The Christmas Tram


Last night after planning a lesson, I walked out of the school around 5:30 p.m. into the pitch black. As the building and tram depot are a bit off the main drag, it can be rather dark there on a mid-December evening. So when something caught my eye as bright and incandescent, I instantly took notice.

Now, it would be fair to say that my mood fit the season. It’s dark and it’s cold, the stresses at the university are so that they peak around this time of year. It’s probably the same as your work. It’s as though our companies want to squeeze every last drop of hope out of us before we have a chance to relax at Christmas, as if they were vacation days that didn’t roll over.

Long hours combined with a recent weekend conference and trying to finalize an e-book have made the last couple of weeks so stressful that I strive for irritability. I think my last good mood was when I watched two old ladies fight over a loaf of bread at the market. (Hell hath no fury like an old woman who thinks she’s getting jilted out of bread…)

So I have been holding on until Christmas. I suppose I have done so since I was young, even though it used to be in tense anticipation of Santa’s arrival and subsequent spoiling of me with GI Joes and chemical experiments that would dye the library desk blue. Though the excitement of Christmas is obviously not the same as it was when I was a kid, it’s still pretty sweet. There’s a day in the middle of the harsh winter where your responsibilities are put by the wayside and you are required to not do anything but eat, drink, and forget about work. This is a holiday I can get behind.

Enter the Christmas tram. The Christmas tram is one of the newer trams, long and sleek; the interior is lifeless, cold, the transportational manifestation of bureaucracy. But today the tram’s entire length is topped with a wave of Christmas lights. They’re the white kind, I guess so as not to cause other drivers to go into epileptic fits. I wait at the stop with the others, who are all as gray-faced and glum as I am. After the driver dusts off his seat and wiggles into his ass-groove, he sits. The Christmas tram pulls up and we get on.

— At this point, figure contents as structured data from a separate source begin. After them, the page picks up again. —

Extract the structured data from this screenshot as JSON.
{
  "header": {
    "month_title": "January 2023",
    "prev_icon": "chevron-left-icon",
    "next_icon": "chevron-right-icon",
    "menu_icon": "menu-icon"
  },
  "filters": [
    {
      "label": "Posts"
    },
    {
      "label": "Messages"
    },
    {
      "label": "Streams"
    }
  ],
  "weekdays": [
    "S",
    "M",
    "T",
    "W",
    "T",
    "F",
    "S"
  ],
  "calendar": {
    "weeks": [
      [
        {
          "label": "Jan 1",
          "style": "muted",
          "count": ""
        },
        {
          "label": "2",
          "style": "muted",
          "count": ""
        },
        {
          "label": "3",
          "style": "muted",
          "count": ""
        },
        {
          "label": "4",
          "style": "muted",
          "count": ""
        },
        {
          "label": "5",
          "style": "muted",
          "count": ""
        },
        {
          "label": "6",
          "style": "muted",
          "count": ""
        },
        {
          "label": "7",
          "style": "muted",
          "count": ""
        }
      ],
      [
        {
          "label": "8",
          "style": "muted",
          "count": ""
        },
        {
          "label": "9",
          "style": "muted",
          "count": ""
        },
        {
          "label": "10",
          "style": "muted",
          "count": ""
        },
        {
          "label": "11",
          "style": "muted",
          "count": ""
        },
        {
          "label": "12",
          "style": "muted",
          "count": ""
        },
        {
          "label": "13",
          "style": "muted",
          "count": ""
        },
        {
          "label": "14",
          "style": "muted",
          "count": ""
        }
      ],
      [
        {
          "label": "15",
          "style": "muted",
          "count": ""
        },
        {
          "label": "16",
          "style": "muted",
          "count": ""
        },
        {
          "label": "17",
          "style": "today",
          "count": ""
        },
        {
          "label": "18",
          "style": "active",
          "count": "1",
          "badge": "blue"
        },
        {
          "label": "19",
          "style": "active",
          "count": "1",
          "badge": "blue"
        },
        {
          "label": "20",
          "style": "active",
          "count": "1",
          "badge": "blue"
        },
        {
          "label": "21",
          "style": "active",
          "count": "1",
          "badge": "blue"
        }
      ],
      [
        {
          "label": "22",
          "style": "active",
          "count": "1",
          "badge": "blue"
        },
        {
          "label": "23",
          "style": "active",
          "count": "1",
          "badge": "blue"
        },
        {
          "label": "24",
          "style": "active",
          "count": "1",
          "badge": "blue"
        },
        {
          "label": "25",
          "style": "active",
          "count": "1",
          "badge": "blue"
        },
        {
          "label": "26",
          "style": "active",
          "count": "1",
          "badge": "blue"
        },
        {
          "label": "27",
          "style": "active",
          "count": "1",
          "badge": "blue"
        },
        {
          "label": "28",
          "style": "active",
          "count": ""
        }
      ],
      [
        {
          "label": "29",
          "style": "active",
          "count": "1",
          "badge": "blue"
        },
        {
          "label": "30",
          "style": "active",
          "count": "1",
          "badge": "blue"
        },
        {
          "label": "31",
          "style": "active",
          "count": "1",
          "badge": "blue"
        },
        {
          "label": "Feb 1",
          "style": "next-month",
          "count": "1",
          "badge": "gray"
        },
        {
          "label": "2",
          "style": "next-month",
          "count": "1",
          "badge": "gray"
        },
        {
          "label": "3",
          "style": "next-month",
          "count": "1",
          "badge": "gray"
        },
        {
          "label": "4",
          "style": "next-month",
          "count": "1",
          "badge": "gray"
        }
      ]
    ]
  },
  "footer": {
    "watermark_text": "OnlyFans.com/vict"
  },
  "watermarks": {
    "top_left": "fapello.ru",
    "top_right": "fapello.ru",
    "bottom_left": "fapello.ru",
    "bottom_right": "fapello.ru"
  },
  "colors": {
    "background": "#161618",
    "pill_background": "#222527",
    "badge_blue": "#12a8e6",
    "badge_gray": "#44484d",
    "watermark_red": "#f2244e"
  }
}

What makes the Christmas tram so noticeable is that it’s in Prague. If it were soaring down a Brooklyn street or up Forbes Avenue in Pittsburgh, the Christmas tram wouldn’t be so surprising. My Czech students are often calling out Americans for their over-enthusiasm as regards the Christmas holidays. And sure, they’re absolutely right. We bring Christmas celebration to a level of intensity just below the level of intensity Japan brings to manga. However, perhaps the Christmas tram is a step out of the closet for the Czech holiday spirit.

Inside the Christmas tram there are more lights. The back window is filled with an angel blowing a horn to proclaim joyous events. This guy pulled out all the yuletide stops. I sit in a seat near the doors and listen to music, too tired to read. During the twenty-minute trip, I do a bit of surreptitious people watching. When a man nearby smiles for no reason, I know the Christmas tram is doing its job. Three men get on and though one of them has been beaten in a fight very recently (as in, moments ago) the Christmas tram lightens their mood and cools their residual aggression. Yep, there are smiles, polite gestures, friendly banter. Two old women who don’t know each other argue over the other one taking the seat and they’re both laughing. It’s a Christmas tram miracle! But I swear, if those ladies start sharing a loaf of bread, I’m going to freak out.